Pharmacies that will blow your mind
Pharmacies used to be have it all. They used to be lined with floor to ceiling wooden cabinets, bulging with apothecary bottles and home-made remedies by the pharmacist’s wife. They had rose water for sale, bottled in crystal-cut jars, sitting alongside beautifully crafted containers of pills ointments and tinctures. But then, with the thirst for change during the latter part of the Twentieth century, things went downhill. Pharmacies really lost their cool. Oak fixtures and fittings were replaced with lino floors and strip lighting that forced brows to furrow.
But something’s happening. There are stirrings on the pharmacy scene, and on a global scale. It appears they’re once again becoming the mecca of beauty cool. As New York pharmacist Stanley George said recently in T Magazine, ‘The whole feeling of a pharmacy is unhappiness. Prescriptions, insurance problems, being lost in aisles of product and not knowing what to pick. Fluorescent lighting. It’s not good.’ Damn right Stanley. And thank the Lord he’s changing the face of pharmacies as we know them with his new Lower East Side venture, named, fittingly, Stanley’s. An up-to-date experience incorporating everything from youth-boosting elixirs, hi-tech vitamins in snazzy packaging and a whole host of other ailments to sort hung-over Lower East Side hipsters right out. He’s also wised up to opening times, throwing the shop doors open early each morning to allow said hipsters to fuel up on supplements before they head off for brunch at Schiller’s.
Stanley isn’t alone though. Oh no. There’s the newly opened Farmacia de los Austrias, in Madrid, which looks like quite the coolest place ever. It looks like a cross between a trend pop-up restaurant mixed with an edgy West London gallery space. Forget white metal shelves; here things are displayed on specially designed glass and metal structures, with cool filament light bulbs hanging overhead. It looks like the kind of space NASA might design in the year 2086. Or the Saatchi gallery. Not dissimilar is Pharmacy M across the way in Belgium. All squares and glass and elevations, it brings some a certain amount of edge to what is essentially a slightly soul-less town. From the outside, you’d be forgiven for thinking it was a tequila bar. Or an art house cinema. Or the reincarnation of Damien Hirst’s Notting Hill situated Pharmacy restaurant. Either way, it’s not a bar or restaurant; it’s a very modern pharmacy.
Athens is also pushing things forward for the humble chemist with the tongue-in-cheek named Placebo Pharmacy. It’s circular shaped and full of all those architectural musts like wooden cladding and juxtaposing lines.
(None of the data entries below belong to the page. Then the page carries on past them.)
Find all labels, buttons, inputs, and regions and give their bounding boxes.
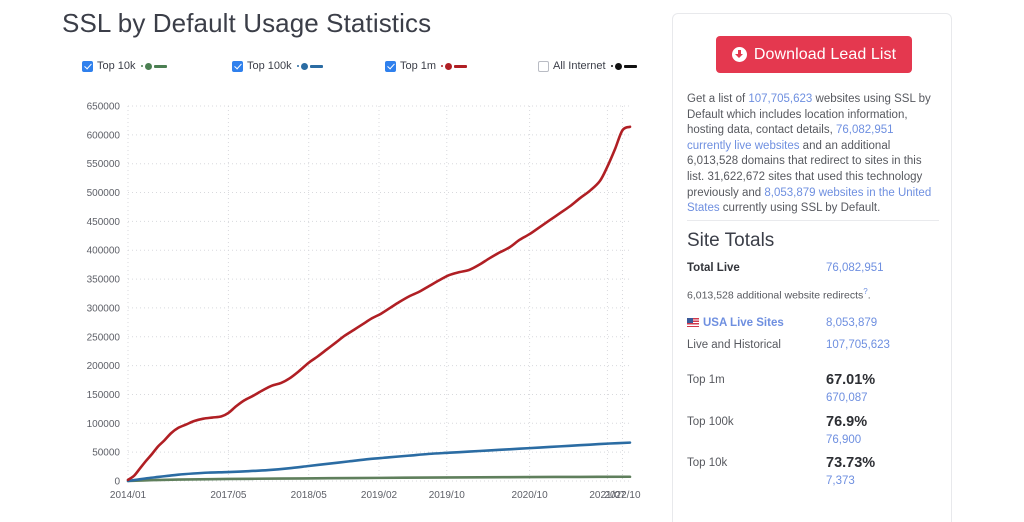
redirects-note-tail: . xyxy=(868,290,871,302)
chart-legend: Top 10k Top 100k Top 1m All Internet xyxy=(82,57,642,77)
legend-large-dot-icon xyxy=(301,63,308,70)
legend-line-icon xyxy=(310,65,323,68)
legend-item-label: All Internet xyxy=(553,60,606,72)
live-and-historical-row: Live and Historical 107,705,623 xyxy=(687,339,939,355)
top-10k-count[interactable]: 7,373 xyxy=(826,475,855,487)
y-axis-tick-label: 500000 xyxy=(87,188,121,199)
y-axis-tick-label: 0 xyxy=(114,477,120,488)
usa-live-sites-label[interactable]: USA Live Sites xyxy=(703,317,784,329)
checkbox-icon[interactable] xyxy=(232,61,243,72)
legend-item-label: Top 1m xyxy=(400,60,436,72)
blurb-text-1: Get a list of xyxy=(687,93,748,105)
legend-item-label: Top 10k xyxy=(97,60,136,72)
checkbox-icon[interactable] xyxy=(385,61,396,72)
legend-item-top-1m[interactable]: Top 1m xyxy=(385,57,467,75)
card-divider xyxy=(687,220,939,221)
live-and-historical-label: Live and Historical xyxy=(687,339,781,351)
y-axis-tick-label: 100000 xyxy=(87,419,121,430)
legend-large-dot-icon xyxy=(145,63,152,70)
usa-live-sites-row: USA Live Sites 8,053,879 xyxy=(687,317,939,333)
download-button-label: Download Lead List xyxy=(754,46,896,64)
checkbox-icon[interactable] xyxy=(538,61,549,72)
top-10k-label: Top 10k xyxy=(687,457,727,469)
y-axis-tick-label: 50000 xyxy=(92,448,120,459)
chart-line-top-100k xyxy=(128,443,630,481)
legend-item-top-100k[interactable]: Top 100k xyxy=(232,57,323,75)
y-axis-tick-label: 650000 xyxy=(87,102,121,113)
y-axis-tick-label: 200000 xyxy=(87,361,121,372)
top-10k-row: Top 10k 73.73% xyxy=(687,457,939,473)
live-and-historical-value[interactable]: 107,705,623 xyxy=(826,339,890,351)
site-totals-heading: Site Totals xyxy=(687,230,774,252)
y-axis-tick-label: 600000 xyxy=(87,130,121,141)
top-1m-count[interactable]: 670,087 xyxy=(826,392,868,404)
checkbox-icon[interactable] xyxy=(82,61,93,72)
page-root: SSL by Default Usage Statistics Top 10kT… xyxy=(0,0,1024,522)
top-100k-label: Top 100k xyxy=(687,416,734,428)
top-100k-count[interactable]: 76,900 xyxy=(826,434,861,446)
blurb-text-4: currently using SSL by Default. xyxy=(720,202,881,214)
download-circle-icon xyxy=(732,47,747,62)
legend-small-dot-icon xyxy=(141,65,143,67)
lead-list-description: Get a list of 107,705,623 websites using… xyxy=(687,92,939,217)
x-axis-tick-label: 2014/01 xyxy=(110,490,147,501)
y-axis-tick-label: 300000 xyxy=(87,303,121,314)
legend-line-icon xyxy=(454,65,467,68)
page-title: SSL by Default Usage Statistics xyxy=(62,8,431,39)
legend-series-marker xyxy=(611,63,637,70)
legend-large-dot-icon xyxy=(445,63,452,70)
legend-line-icon xyxy=(154,65,167,68)
total-historical-link[interactable]: 107,705,623 xyxy=(748,93,812,105)
top-1m-count-row: 670,087 xyxy=(687,392,939,408)
legend-series-marker xyxy=(441,63,467,70)
x-axis-tick-label: 2017/05 xyxy=(210,490,247,501)
usa-flag-icon xyxy=(687,318,699,327)
y-axis-tick-label: 150000 xyxy=(87,390,121,401)
redirects-note: 6,013,528 additional website redirects?. xyxy=(687,287,947,302)
legend-small-dot-icon xyxy=(441,65,443,67)
y-axis-tick-label: 450000 xyxy=(87,217,121,228)
lead-list-card: Download Lead List Get a list of 107,705… xyxy=(672,13,952,522)
top-1m-percent: 67.01% xyxy=(826,372,875,388)
chart-panel: SSL by Default Usage Statistics Top 10kT… xyxy=(0,0,665,522)
line-chart-plot: 0 50000 100000 150000 200000 250000 300000 3500… xyxy=(62,96,662,506)
y-axis-tick-label: 400000 xyxy=(87,246,121,257)
redirects-note-text: 6,013,528 additional website redirects xyxy=(687,290,863,302)
top-100k-row: Top 100k 76.9% xyxy=(687,416,939,432)
total-live-value[interactable]: 76,082,951 xyxy=(826,262,884,274)
legend-series-marker xyxy=(297,63,323,70)
x-axis-tick-label: 2019/10 xyxy=(429,490,466,501)
chart-svg: 0 50000 100000 150000 200000 250000 300000 3500… xyxy=(62,96,662,506)
y-axis-tick-label: 250000 xyxy=(87,332,121,343)
legend-small-dot-icon xyxy=(611,65,613,67)
top-100k-count-row: 76,900 xyxy=(687,434,939,450)
total-live-label: Total Live xyxy=(687,262,740,274)
usa-live-sites-value[interactable]: 8,053,879 xyxy=(826,317,877,329)
legend-large-dot-icon xyxy=(615,63,622,70)
x-axis-tick-label: 2019/02 xyxy=(361,490,398,501)
chart-line-top-10k xyxy=(128,477,630,481)
x-axis-tick-label: 2020/10 xyxy=(512,490,549,501)
legend-item-all-internet[interactable]: All Internet xyxy=(538,57,637,75)
y-axis-tick-label: 350000 xyxy=(87,275,121,286)
x-axis-tick-label: 2018/05 xyxy=(291,490,328,501)
legend-line-icon xyxy=(624,65,637,68)
legend-series-marker xyxy=(141,63,167,70)
download-lead-list-button[interactable]: Download Lead List xyxy=(716,36,912,73)
legend-small-dot-icon xyxy=(297,65,299,67)
legend-item-top-10k[interactable]: Top 10k xyxy=(82,57,167,75)
top-10k-count-row: 7,373 xyxy=(687,475,939,491)
x-axis-tick-label: 2022/10 xyxy=(604,490,641,501)
top-10k-percent: 73.73% xyxy=(826,455,875,471)
total-live-row: Total Live 76,082,951 xyxy=(687,262,939,278)
y-axis-tick-label: 550000 xyxy=(87,159,121,170)
top-100k-percent: 76.9% xyxy=(826,414,867,430)
legend-item-label: Top 100k xyxy=(247,60,292,72)
top-1m-row: Top 1m 67.01% xyxy=(687,374,939,390)
top-1m-label: Top 1m xyxy=(687,374,725,386)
Designed by famed Greek architect Konstantinos Labrinopoulos, he has used Braille writing on the exterior to both reference the pharmaceutical packets and also allow pockets of light in. Clever, no? Along with brushed aluminium counters and drawers with all the medicines inside. And bespoke display cabinets. And a split mezzanine and gigantic glass windows that flood the space with natural light. Very modern, very Grand Designs.
All of which makes popping out for a box of Day-Quil an altogether more culturally uplifting experience. London next please.